24 Haziran seçimleri parlamentarizmle beraber parlamentonun da sonunu ilan etti. Genel oy kendi kendisinin sonunu getirdi. Aslında parlamentonun olmadığı 7 Haziran seçimlerinden hemen sonra kör parmağım gözüne dercesine herkesin gözüne sokulmuştur. Şimdi bunu resmen ilan ettiler.

HDP, parlamentonun bitişiyle kendi varlık gerekçesini yitirdi. Selahattin Demirtaş'tan sonra Veysi Sarısözen de milletvekillerine orayı terk edin, halkın arasına gidin derken bunu itiraf ettiler.

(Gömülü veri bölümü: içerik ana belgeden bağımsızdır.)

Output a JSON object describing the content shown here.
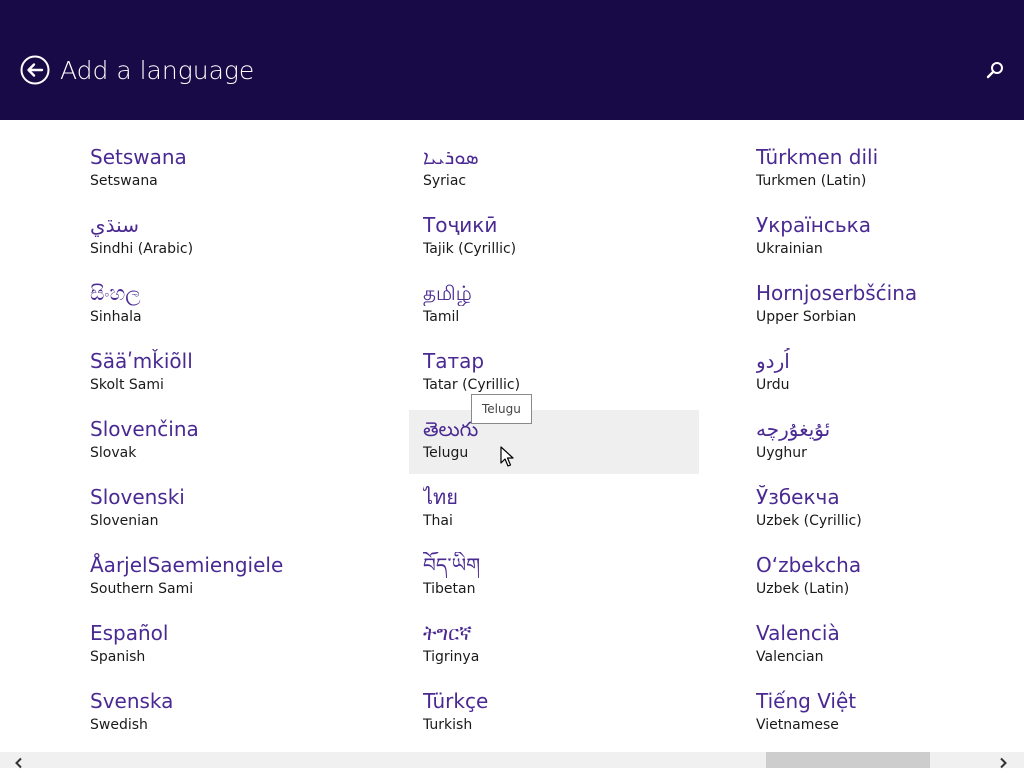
{
  "header": {
    "title": "Add a language",
    "back_icon": "back-arrow-icon",
    "search_icon": "search-icon",
    "background": "#180a46"
  },
  "columns": [
    [
      {
        "native": "Setswana",
        "english": "Setswana"
      },
      {
        "native": "سنڌي",
        "english": "Sindhi (Arabic)"
      },
      {
        "native": "සිංහල",
        "english": "Sinhala"
      },
      {
        "native": "Sääʹmǩiõll",
        "english": "Skolt Sami"
      },
      {
        "native": "Slovenčina",
        "english": "Slovak"
      },
      {
        "native": "Slovenski",
        "english": "Slovenian"
      },
      {
        "native": "ÅarjelSaemiengiele",
        "english": "Southern Sami"
      },
      {
        "native": "Español",
        "english": "Spanish"
      },
      {
        "native": "Svenska",
        "english": "Swedish"
      }
    ],
    [
      {
        "native": "ܣܘܪܝܝܐ",
        "english": "Syriac"
      },
      {
        "native": "Тоҷикӣ",
        "english": "Tajik (Cyrillic)"
      },
      {
        "native": "தமிழ்",
        "english": "Tamil"
      },
      {
        "native": "Татар",
        "english": "Tatar (Cyrillic)"
      },
      {
        "native": "తెలుగు",
        "english": "Telugu"
      },
      {
        "native": "ไทย",
        "english": "Thai"
      },
      {
        "native": "བོད་ཡིག",
        "english": "Tibetan"
      },
      {
        "native": "ትግርኛ",
        "english": "Tigrinya"
      },
      {
        "native": "Türkçe",
        "english": "Turkish"
      }
    ],
    [
      {
        "native": "Türkmen dili",
        "english": "Turkmen (Latin)"
      },
      {
        "native": "Українська",
        "english": "Ukrainian"
      },
      {
        "native": "Hornjoserbšćina",
        "english": "Upper Sorbian"
      },
      {
        "native": "اُردو",
        "english": "Urdu"
      },
      {
        "native": "ئۇيغۇرچە",
        "english": "Uyghur"
      },
      {
        "native": "Ўзбекча",
        "english": "Uzbek (Cyrillic)"
      },
      {
        "native": "O‘zbekcha",
        "english": "Uzbek (Latin)"
      },
      {
        "native": "Valencià",
        "english": "Valencian"
      },
      {
        "native": "Tiếng Việt",
        "english": "Vietnamese"
      }
    ]
  ],
  "tooltip": {
    "text": "Telugu"
  },
  "scrollbar": {
    "left_icon": "chevron-left-icon",
    "right_icon": "chevron-right-icon"
  },
  "colors": {
    "native_name": "#4a2a92",
    "hover_tile": "#efefef"
  }
}
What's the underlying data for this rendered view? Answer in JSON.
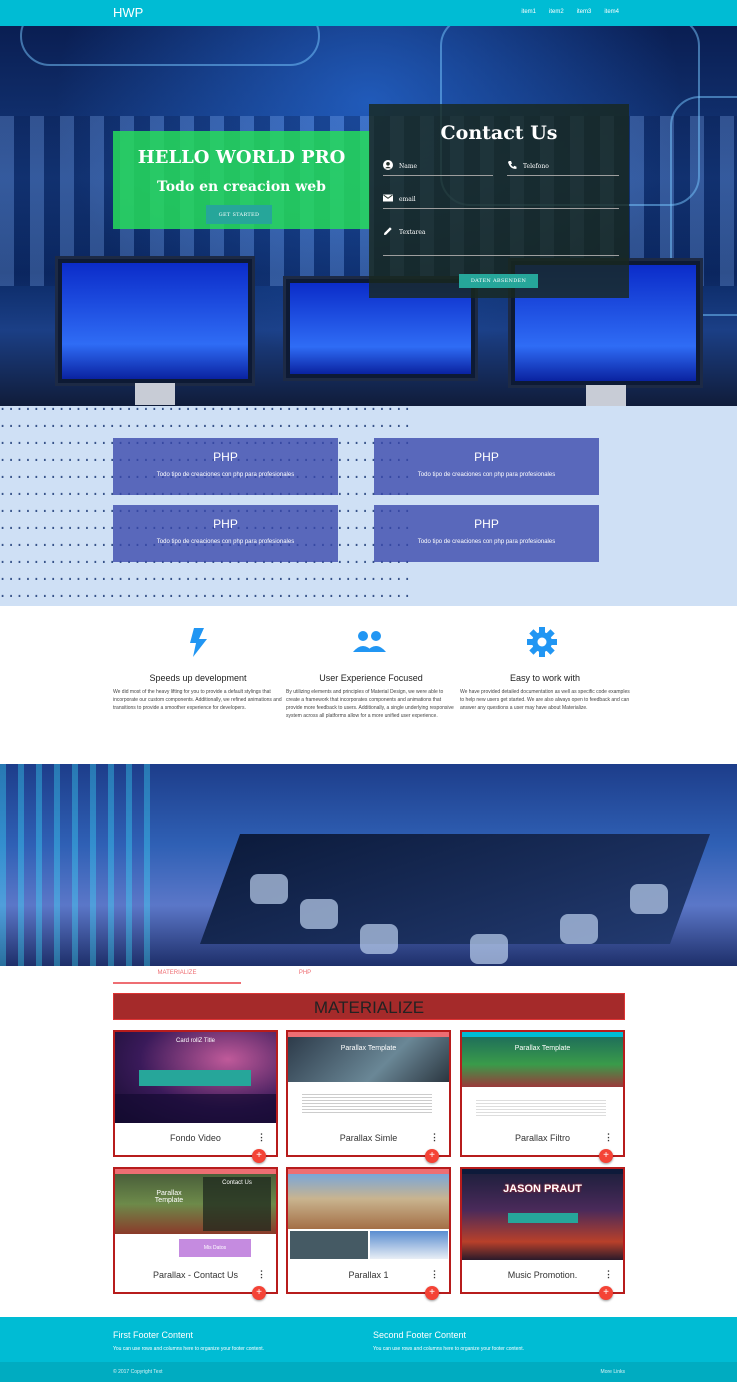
{
  "nav": {
    "brand": "HWP",
    "items": [
      "item1",
      "item2",
      "item3",
      "item4"
    ]
  },
  "hero": {
    "title": "HELLO WORLD PRO",
    "subtitle": "Todo en creacion web",
    "cta": "GET STARTED"
  },
  "contact": {
    "title": "Contact Us",
    "fields": {
      "name": "Name",
      "phone": "Telefono",
      "email": "email",
      "textarea": "Textarea"
    },
    "send": "DATEN ABSENDEN"
  },
  "php_cards": [
    {
      "title": "PHP",
      "text": "Todo tipo de creaciones con php para profesionales"
    },
    {
      "title": "PHP",
      "text": "Todo tipo de creaciones con php para profesionales"
    },
    {
      "title": "PHP",
      "text": "Todo tipo de creaciones con php para profesionales"
    },
    {
      "title": "PHP",
      "text": "Todo tipo de creaciones con php para profesionales"
    }
  ],
  "features": [
    {
      "icon": "flash-icon",
      "title": "Speeds up development",
      "text": "We did most of the heavy lifting for you to provide a default stylings that incorporate our custom components. Additionally, we refined animations and transitions to provide a smoother experience for developers."
    },
    {
      "icon": "group-icon",
      "title": "User Experience Focused",
      "text": "By utilizing elements and principles of Material Design, we were able to create a framework that incorporates components and animations that provide more feedback to users. Additionally, a single underlying responsive system across all platforms allow for a more unified user experience."
    },
    {
      "icon": "gear-icon",
      "title": "Easy to work with",
      "text": "We have provided detailed documentation as well as specific code examples to help new users get started. We are also always open to feedback and can answer any questions a user may have about Materialize."
    }
  ],
  "tabs": [
    "MATERIALIZE",
    "PHP"
  ],
  "banner": "MATERIALIZE",
  "cards": [
    {
      "title": "Fondo Video"
    },
    {
      "title": "Parallax Simle"
    },
    {
      "title": "Parallax Filtro"
    },
    {
      "title": "Parallax - Contact Us"
    },
    {
      "title": "Parallax 1"
    },
    {
      "title": "Music Promotion."
    }
  ],
  "card_thumbs": {
    "fondo": "Card rollZ Title",
    "parallax_template": "Parallax Template",
    "contact_us": "Contact Us",
    "mis_datos": "Mis Datos",
    "jason": "JASON PRAUT"
  },
  "footer": {
    "first_title": "First Footer Content",
    "first_text": "You can use rows and columns here to organize your footer content.",
    "second_title": "Second Footer Content",
    "second_text": "You can use rows and columns here to organize your footer content.",
    "copyright": "© 2017 Copyright Text",
    "more_links": "More Links"
  },
  "colors": {
    "nav": "#00bcd4",
    "teal": "#26a69a",
    "accent_red": "#f44336",
    "banner": "#a52a2a"
  }
}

Küçük burjuva hareket uzun zamandan beri HDP ile CHP'nin oylarını tek partide toplama hayali peşinde koştu. Bunun olamayacağını gördüler. CHP, ulusalcı-ırkçı geleneksel damarı nedeniyle HDP'ye sıcak bakmazken yine bu damar nedeniyle HDP tabanda CHP'ye itici geliyor. Bu iki partinin tabanı oy, seçim, parlamento gibi düzen içi meselelerde bir araya gelemiyorlar. Ama her iki partinin tabanı devrim partisinde buluşuyor, buluşacak. Bunu Gezi ayaklanmasında açıkça gösterdiler.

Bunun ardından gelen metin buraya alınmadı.